Cuando se fue Chemo, soltamos una frase: “Pero, así como la razón de todos nuestros males no fue Chemo del Solar, Pablo Zegarra no tiene por qué ser la solución de todo” dijimos. El presente nos da la razón, lamentablemente.

Cristal se ha convertido en una moledora de carne. Una máquina de devora técnicos. Algo que se desdice totalmente de la supuesta estabilidad que se vive en el Rímac. Somos la institución modelo, hay que recordarlo, nos diferenciamos de los demás por la seriedad y la profesionalidad con que manejamos nuestros asuntos. Y sin embargo …

La razón de todos nuestros males son fueron los técnicos. Su salida no ha sido solución. La llegada de algún otro tampoco lo será.

La solución requiere autocrítica, requiere el cambio de quienes tomaron tan malas decisiones. Y en estos meses, a pesar de que hicimos una campaña pésima, todos están silbando bajito. Los gerentes en La Florida están a la espera de que la hinchada se distraiga – como todos los años – con las noticias de contrataciones y traspasos y nadie les recuerde que son los responsables. La soberbia y el amiguismo de toda la vida. Se palmean las espaldas y nadie dice nada. Entre bueyes no hay cornadas. Entonces, esperan que la prensa lance más nombres – ciertos e inciertos – y así no les sigan recordando que la principal causa de este 2017 para el olvido no estaba en el camerino sino en las oficinas del segundo piso de La Florida.

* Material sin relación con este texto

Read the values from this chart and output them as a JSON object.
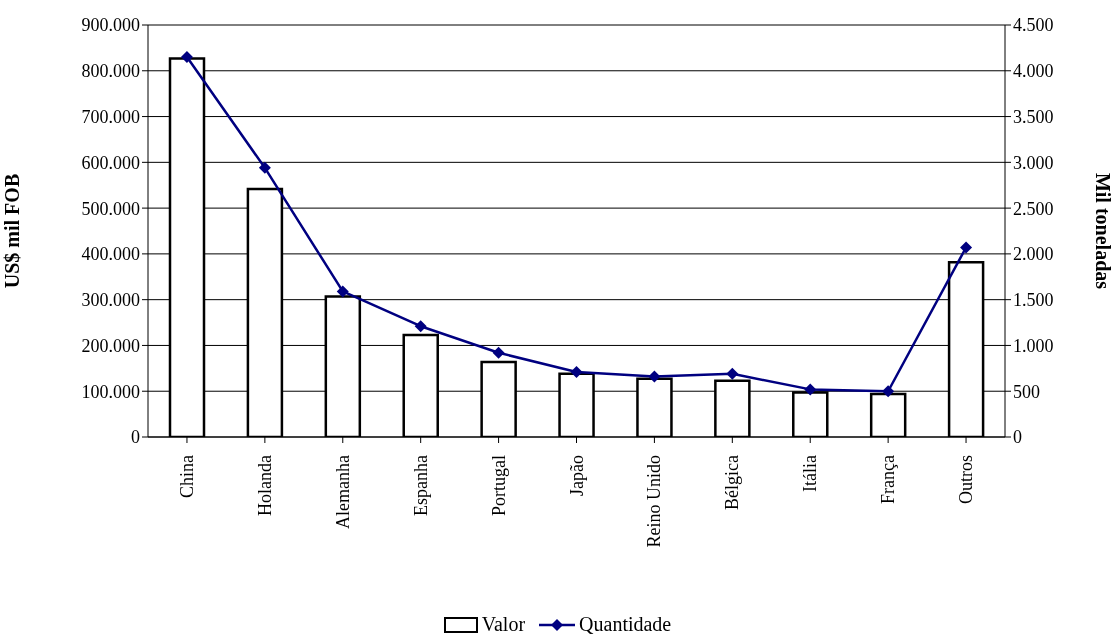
{
  "chart_data": {
    "type": "bar",
    "ylabel": "US$ mil FOB",
    "y2label": "Mil toneladas",
    "categories": [
      "China",
      "Holanda",
      "Alemanha",
      "Espanha",
      "Portugal",
      "Japão",
      "Reino Unido",
      "Bélgica",
      "Itália",
      "França",
      "Outros"
    ],
    "series": [
      {
        "name": "Valor",
        "color": "#ffffff",
        "values": [
          827000,
          542000,
          307000,
          223000,
          164000,
          138000,
          127000,
          123000,
          97000,
          94000,
          382000
        ]
      },
      {
        "name": "Quantidade",
        "type": "line",
        "axis": "y2",
        "color": "#000080",
        "marker": "diamond",
        "values": [
          4150,
          2940,
          1590,
          1210,
          920,
          710,
          660,
          690,
          520,
          500,
          2070
        ]
      }
    ],
    "ylim": [
      0,
      900000
    ],
    "yticks": [
      {
        "value": 0,
        "label": "0"
      },
      {
        "value": 100000,
        "label": "100.000"
      },
      {
        "value": 200000,
        "label": "200.000"
      },
      {
        "value": 300000,
        "label": "300.000"
      },
      {
        "value": 400000,
        "label": "400.000"
      },
      {
        "value": 500000,
        "label": "500.000"
      },
      {
        "value": 600000,
        "label": "600.000"
      },
      {
        "value": 700000,
        "label": "700.000"
      },
      {
        "value": 800000,
        "label": "800.000"
      },
      {
        "value": 900000,
        "label": "900.000"
      }
    ],
    "y2lim": [
      0,
      4500
    ],
    "y2ticks": [
      {
        "value": 0,
        "label": "0"
      },
      {
        "value": 500,
        "label": "500"
      },
      {
        "value": 1000,
        "label": "1.000"
      },
      {
        "value": 1500,
        "label": "1.500"
      },
      {
        "value": 2000,
        "label": "2.000"
      },
      {
        "value": 2500,
        "label": "2.500"
      },
      {
        "value": 3000,
        "label": "3.000"
      },
      {
        "value": 3500,
        "label": "3.500"
      },
      {
        "value": 4000,
        "label": "4.000"
      },
      {
        "value": 4500,
        "label": "4.500"
      }
    ],
    "grid": "y",
    "legend": "bottom"
  }
}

Te invito a que hagas lo contrario. La próxima vez que leas en la prensa deportiva que se habla de Erick Delgado, Emmanuel Herrera, Mario Salas, y tantos otros nombres, recuerda que atrás de todos ellos están los responsables de todo esto.

Ya hemos expuesto largamente cómo es que consideramos que este mal momento cervecero tiene sus raíces en el pobre desempeño de la dirigencia cervecera en los últimos años que confundió inercia con trabajo y soberbia con seriedad.

¿Entonces, qué hacer?

En realidad, desde nuestra vereda, consideramos que lo que hay que hacer es persistir en nuestra oposición. Ser radicales en la idea de que es necesario decir las cosas, apuntarlas y vociferarlas si es necesario. Cuando alguien es incapaz, lo que hay que hacer es decírselo, no esconder esa verdad entre eufemismos temiendo el resentimiento o el enojo de esa persona.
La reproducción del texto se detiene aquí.